Even all of these years later, I'm still not sure what that magic word might be, and living with the LP1 Signature has only deepened the mystery. After playing nearly countless LPs with the LP1, I am convinced that a single word can't capture it -- at least not a single word I can devise. There is just too much to be said about this phono stage -- its presence and power, its dynamic athleticism, its focus and transparency, its speed, its intrinsic naturalness. It can play big or small, revealing the character of recordings with rare ability, while never parsing the music into mere sonic elements. It is a Lamm product to be sure, but it's also much more.

While the Lamm ML3 Signature amps might not have enough power for your speakers, and you may need the balanced inputs and remote control that the LL1 Signature preamp omits, the LP1 Signature will work with every combination of turntable, tonearm and cartridge and bring out the best in it all. It is Vladimir Lamm's finest product to date -- the one whose sound is most complete, engaging and powerfully real -- and that makes it one to consider if you won't settle for anything less.

Price: $32,790.
Warranty: Five years parts and labor.

Lamm Industries
2513 East 21st Street
Brooklyn, NY 11235
(718) 368-0181
www.lammindustries.com

Associated Equipment

Analog: TW-Acustic Raven AC turntable; Graham B-44 Phantom Series II Supreme and Tri-Planar Ultimate U12 tonearms; Denon DL-103R and Dynavector XV-1s (stereo and mono) cartridges; Nordost Frey 2 and Valhalla 2 phono cables; Audio Research Reference Phono 2 SE, Lamm Industries LP2 Deluxe and LP2.1 phono stages.

Preamplifiers: Audio Research Reference 10 and Reference 5 SE, Lamm Industries LL1 Signature.

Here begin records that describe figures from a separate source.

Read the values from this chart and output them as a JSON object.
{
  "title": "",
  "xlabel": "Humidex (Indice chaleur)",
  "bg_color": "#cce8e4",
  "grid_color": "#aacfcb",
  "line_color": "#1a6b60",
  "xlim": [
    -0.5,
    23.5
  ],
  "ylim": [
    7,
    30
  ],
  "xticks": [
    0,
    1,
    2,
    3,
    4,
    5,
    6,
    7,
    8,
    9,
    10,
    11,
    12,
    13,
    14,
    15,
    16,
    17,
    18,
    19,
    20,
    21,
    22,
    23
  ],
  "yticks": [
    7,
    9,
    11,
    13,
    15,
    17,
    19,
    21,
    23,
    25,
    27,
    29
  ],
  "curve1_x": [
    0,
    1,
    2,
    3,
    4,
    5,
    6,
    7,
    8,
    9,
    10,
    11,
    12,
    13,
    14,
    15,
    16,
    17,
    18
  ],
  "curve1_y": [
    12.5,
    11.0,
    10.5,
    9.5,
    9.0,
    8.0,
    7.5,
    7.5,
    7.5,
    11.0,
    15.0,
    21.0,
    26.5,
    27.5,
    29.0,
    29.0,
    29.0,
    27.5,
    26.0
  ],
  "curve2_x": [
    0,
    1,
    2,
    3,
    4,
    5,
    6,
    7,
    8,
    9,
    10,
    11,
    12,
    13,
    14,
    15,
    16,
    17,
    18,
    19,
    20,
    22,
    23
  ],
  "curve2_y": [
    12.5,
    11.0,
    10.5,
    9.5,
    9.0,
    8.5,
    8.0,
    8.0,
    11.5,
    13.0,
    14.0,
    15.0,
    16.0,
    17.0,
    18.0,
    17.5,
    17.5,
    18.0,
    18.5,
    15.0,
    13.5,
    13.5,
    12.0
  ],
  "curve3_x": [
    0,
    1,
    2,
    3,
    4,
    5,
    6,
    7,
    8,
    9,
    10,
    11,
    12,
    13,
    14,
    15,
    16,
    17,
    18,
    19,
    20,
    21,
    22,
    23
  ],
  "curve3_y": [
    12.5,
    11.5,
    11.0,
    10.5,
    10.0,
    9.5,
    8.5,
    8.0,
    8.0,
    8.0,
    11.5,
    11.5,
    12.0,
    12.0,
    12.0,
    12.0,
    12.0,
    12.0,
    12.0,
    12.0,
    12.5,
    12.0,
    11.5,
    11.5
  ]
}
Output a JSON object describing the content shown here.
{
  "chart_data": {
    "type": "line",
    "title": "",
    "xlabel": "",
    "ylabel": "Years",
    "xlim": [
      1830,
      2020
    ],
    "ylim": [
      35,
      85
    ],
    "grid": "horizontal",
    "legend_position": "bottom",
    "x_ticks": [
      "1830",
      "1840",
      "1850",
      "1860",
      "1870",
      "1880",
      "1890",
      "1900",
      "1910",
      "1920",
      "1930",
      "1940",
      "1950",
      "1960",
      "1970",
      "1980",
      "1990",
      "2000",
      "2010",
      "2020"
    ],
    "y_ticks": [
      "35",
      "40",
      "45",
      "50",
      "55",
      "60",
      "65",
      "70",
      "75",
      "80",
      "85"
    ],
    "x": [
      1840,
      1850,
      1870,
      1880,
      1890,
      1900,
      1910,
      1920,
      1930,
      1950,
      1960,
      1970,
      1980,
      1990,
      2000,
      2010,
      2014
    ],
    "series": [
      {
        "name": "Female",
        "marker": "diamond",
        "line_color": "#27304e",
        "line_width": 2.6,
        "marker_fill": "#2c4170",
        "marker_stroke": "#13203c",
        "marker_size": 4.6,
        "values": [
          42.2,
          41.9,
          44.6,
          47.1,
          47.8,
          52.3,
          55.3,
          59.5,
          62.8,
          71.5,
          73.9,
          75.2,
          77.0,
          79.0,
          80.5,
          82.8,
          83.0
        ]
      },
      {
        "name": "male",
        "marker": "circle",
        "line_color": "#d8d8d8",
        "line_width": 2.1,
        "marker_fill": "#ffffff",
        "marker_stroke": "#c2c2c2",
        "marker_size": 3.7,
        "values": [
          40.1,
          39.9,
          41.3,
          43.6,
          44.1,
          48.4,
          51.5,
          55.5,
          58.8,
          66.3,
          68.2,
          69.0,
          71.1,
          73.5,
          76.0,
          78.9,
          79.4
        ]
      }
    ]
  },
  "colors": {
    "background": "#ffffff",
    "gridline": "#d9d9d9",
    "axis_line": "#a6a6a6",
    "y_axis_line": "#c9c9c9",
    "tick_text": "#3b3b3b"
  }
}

Power amplifiers: Lamm Industries M1.2 Reference, VTL Siegfried Series II Reference and MB-450 Series III Signature monoblocks, Jeff Rowland Design Group Model 825 stereo amp.

Loudspeakers: Wilson Audio Alexia and Sasha W/P Series 2, Venture Audio Ultimate Reference.

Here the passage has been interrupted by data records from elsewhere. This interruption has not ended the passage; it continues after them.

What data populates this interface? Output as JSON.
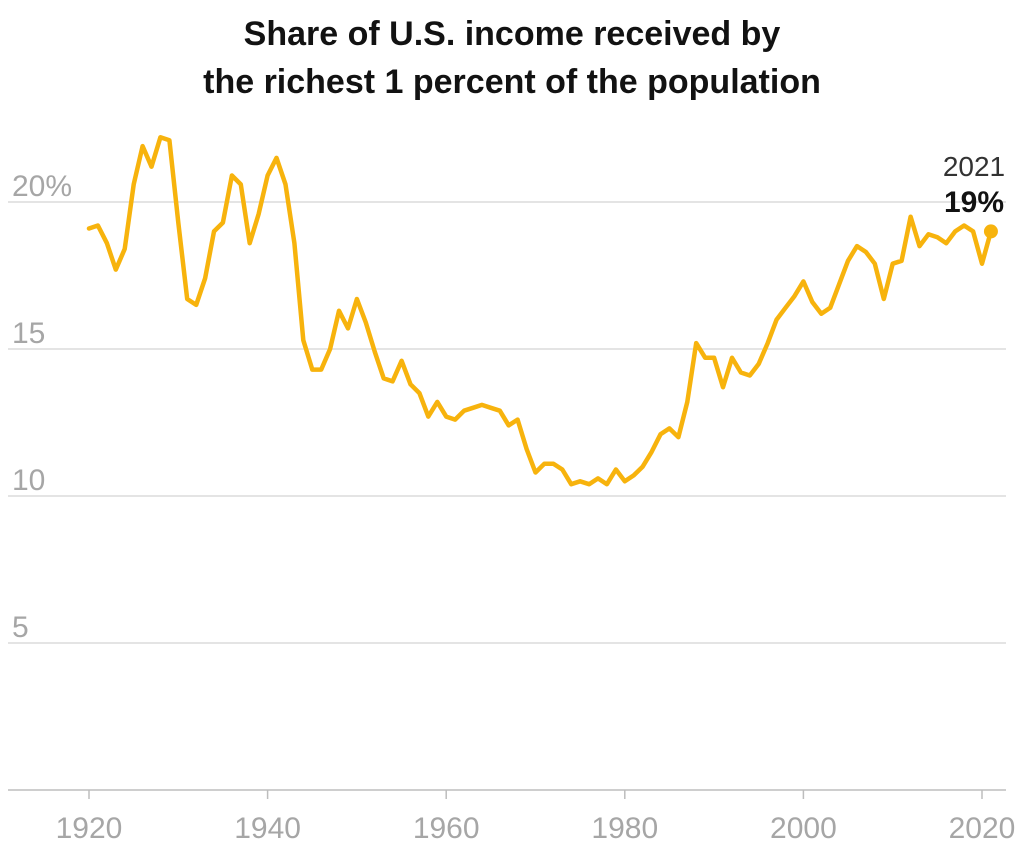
{
  "title_line1": "Share of U.S. income received by",
  "title_line2": "the richest 1 percent of the population",
  "chart_data": {
    "type": "line",
    "title": "Share of U.S. income received by the richest 1 percent of the population",
    "xlabel": "",
    "ylabel": "",
    "xlim": [
      1920,
      2021
    ],
    "ylim": [
      0,
      22
    ],
    "x_ticks": [
      1920,
      1940,
      1960,
      1980,
      2000,
      2020
    ],
    "y_ticks": [
      {
        "value": 5,
        "label": "5"
      },
      {
        "value": 10,
        "label": "10"
      },
      {
        "value": 15,
        "label": "15"
      },
      {
        "value": 20,
        "label": "20%"
      }
    ],
    "grid": "horizontal",
    "line_color": "#f7b30d",
    "series": [
      {
        "x": [
          1920,
          1921,
          1922,
          1923,
          1924,
          1925,
          1926,
          1927,
          1928,
          1929,
          1930,
          1931,
          1932,
          1933,
          1934,
          1935,
          1936,
          1937,
          1938,
          1939,
          1940,
          1941,
          1942,
          1943,
          1944,
          1945,
          1946,
          1947,
          1948,
          1949,
          1950,
          1951,
          1952,
          1953,
          1954,
          1955,
          1956,
          1957,
          1958,
          1959,
          1960,
          1961,
          1962,
          1963,
          1964,
          1965,
          1966,
          1967,
          1968,
          1969,
          1970,
          1971,
          1972,
          1973,
          1974,
          1975,
          1976,
          1977,
          1978,
          1979,
          1980,
          1981,
          1982,
          1983,
          1984,
          1985,
          1986,
          1987,
          1988,
          1989,
          1990,
          1991,
          1992,
          1993,
          1994,
          1995,
          1996,
          1997,
          1998,
          1999,
          2000,
          2001,
          2002,
          2003,
          2004,
          2005,
          2006,
          2007,
          2008,
          2009,
          2010,
          2011,
          2012,
          2013,
          2014,
          2015,
          2016,
          2017,
          2018,
          2019,
          2020,
          2021
        ],
        "values": [
          19.1,
          19.2,
          18.6,
          17.7,
          18.4,
          20.6,
          21.9,
          21.2,
          22.2,
          22.1,
          19.3,
          16.7,
          16.5,
          17.4,
          19.0,
          19.3,
          20.9,
          20.6,
          18.6,
          19.6,
          20.9,
          21.5,
          20.6,
          18.6,
          15.3,
          14.3,
          14.3,
          15.0,
          16.3,
          15.7,
          16.7,
          15.9,
          14.9,
          14.0,
          13.9,
          14.6,
          13.8,
          13.5,
          12.7,
          13.2,
          12.7,
          12.6,
          12.9,
          13.0,
          13.1,
          13.0,
          12.9,
          12.4,
          12.6,
          11.6,
          10.8,
          11.1,
          11.1,
          10.9,
          10.4,
          10.5,
          10.4,
          10.6,
          10.4,
          10.9,
          10.5,
          10.7,
          11.0,
          11.5,
          12.1,
          12.3,
          12.0,
          13.2,
          15.2,
          14.7,
          14.7,
          13.7,
          14.7,
          14.2,
          14.1,
          14.5,
          15.2,
          16.0,
          16.4,
          16.8,
          17.3,
          16.6,
          16.2,
          16.4,
          17.2,
          18.0,
          18.5,
          18.3,
          17.9,
          16.7,
          17.9,
          18.0,
          19.5,
          18.5,
          18.9,
          18.8,
          18.6,
          19.0,
          19.2,
          19.0,
          17.9,
          19.0
        ]
      }
    ],
    "annotation": {
      "year": "2021",
      "value": "19%"
    }
  }
}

Interconnects: AudioQuest William E. Low Signature, Nordost Frey 2 and Valhalla 2, Shunyata Research Zi-Tron Cobra and Anaconda.

Speaker cables: AudioQuest William E. Low Signature, Nordost Frey 2 and Valhalla 2, Shunyata Research Zi-Tron Cobra and Anaconda.

Power conditioners: Essential Sound Products The Essence Reference, Quantum QB4 and QB8, Quantum Qx4, Shunyata Research Hydra Triton.

Power cords: Essential Sound Products The Essence Reference and MusicCord-Pro ES, Nordost Frey 2 and Valhalla 2, Shunyata Research Zi-Tron Cobra.

Equipment rack and platforms: Silent Running Audio Craz² 8 equipment rack and Ohio Class XL Plus² platforms (under Lamm M1.2 amps), Harmonic Resolution Systems M3 isolation bases.